A perfect example of what Morgan is talking about happens every time one of the “backups” makes a play while the starters are on the sideline. Thomas sprints the width of the field to congratulate practice-squad corner Akeem Auguste after he intercepts a pass. Sherman races 65 yards to shoulder-bump backup safety DeShawn Shead after he breaks up a pass in the end zone.
“Everybody that we bring in, whether it’s practice-squad guys or guys signed to fill roster spots, the level of everybody’s game rises,” Morgan said. “It has to. Otherwise, you’re going to get weeded out. I think that’s what’s made our defense this good.”
And Morgan is looking at the situation from the inside-out on multiple levels. He watches the Seahawks’ practices – which are held at a game-tempo pace. But he also studies video of every other team in the league. And before he joined the Seahawks’ scouting department, Morgan was a Pro Bowl linebacker for the Carolina Panthers.
“That’s what I think makes our defense so good – the tempo they practice at, the attention to detail, the focus that they bring every day,” Morgan said. “I think it’s unmatched.”
“I think he’s done a fantastic job,” Carroll said. “We’re holding up our end of it. We’re hard to score on. We’re doing great in the turnover game. We continue to play really consistent ball and are utilizing our talent. We have a pretty good pass rush.
“So I think he’s done a great job. He had a lot to measure up to, because Gus Bradley had done a fine job for us as well. We are kind of what we are. We’re keeping the points down and we’re pretty tough to throw the ball at. So I’m really fired up and Dan is doing a great job.”
If one thing changed with Quinn’s arrival as the coordinator, it was a more aggressive approach to play-calling that starts with playing more man-to-man coverage – which the Legion of Boom secondary relishes.
“He’s very aggressive in his style with the players and his expectations of how they have to play to play in our system,” Carroll said. “He’s very technique-oriented, really disciplined. He just has all of the right elements to make a good football coach.”
But the competitive nature that drives the players who drive the defense that drives his team also includes the teaching and motivational methods used by position coaches Kris Richard (defensive backs), Ken Norton (linebackers), Travis Jones (line), Rocky Seto (passing-game coordinator), Marquand Manuel (defensive assistant) and Robert Saleh (quality control).
“To the assistant coaches’ credit, those guys have done an outstanding job in developing not just the position but the attitude, the mindset of what it takes to play,” Quinn said. “We take pride in saying we’re going to make each player as good as they can be.”
“Boy,” St.
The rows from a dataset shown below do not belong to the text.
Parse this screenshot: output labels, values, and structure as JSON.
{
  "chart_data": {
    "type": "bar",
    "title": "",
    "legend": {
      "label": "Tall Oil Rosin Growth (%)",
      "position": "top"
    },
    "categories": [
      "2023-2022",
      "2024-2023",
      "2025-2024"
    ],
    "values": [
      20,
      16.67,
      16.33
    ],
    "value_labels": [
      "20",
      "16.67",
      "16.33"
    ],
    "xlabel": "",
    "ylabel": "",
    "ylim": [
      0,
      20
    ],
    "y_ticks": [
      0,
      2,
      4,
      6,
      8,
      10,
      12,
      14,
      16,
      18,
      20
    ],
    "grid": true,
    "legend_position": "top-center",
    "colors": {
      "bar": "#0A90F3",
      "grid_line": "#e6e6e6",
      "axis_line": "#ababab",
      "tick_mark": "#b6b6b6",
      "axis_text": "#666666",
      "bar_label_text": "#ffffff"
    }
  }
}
Louis coach Jeff Fisher said when asked what impressed him most about a Seahawks’ defense that held the Rams to one touchdown in two games. “Their speed and their depth. All three groups are outstanding – the defensive line, linebackers and secondary.
“They don’t do an awful lot; they just do it very, very well.”
Better than any defense in the NFL this season, and better than any defense in franchise history.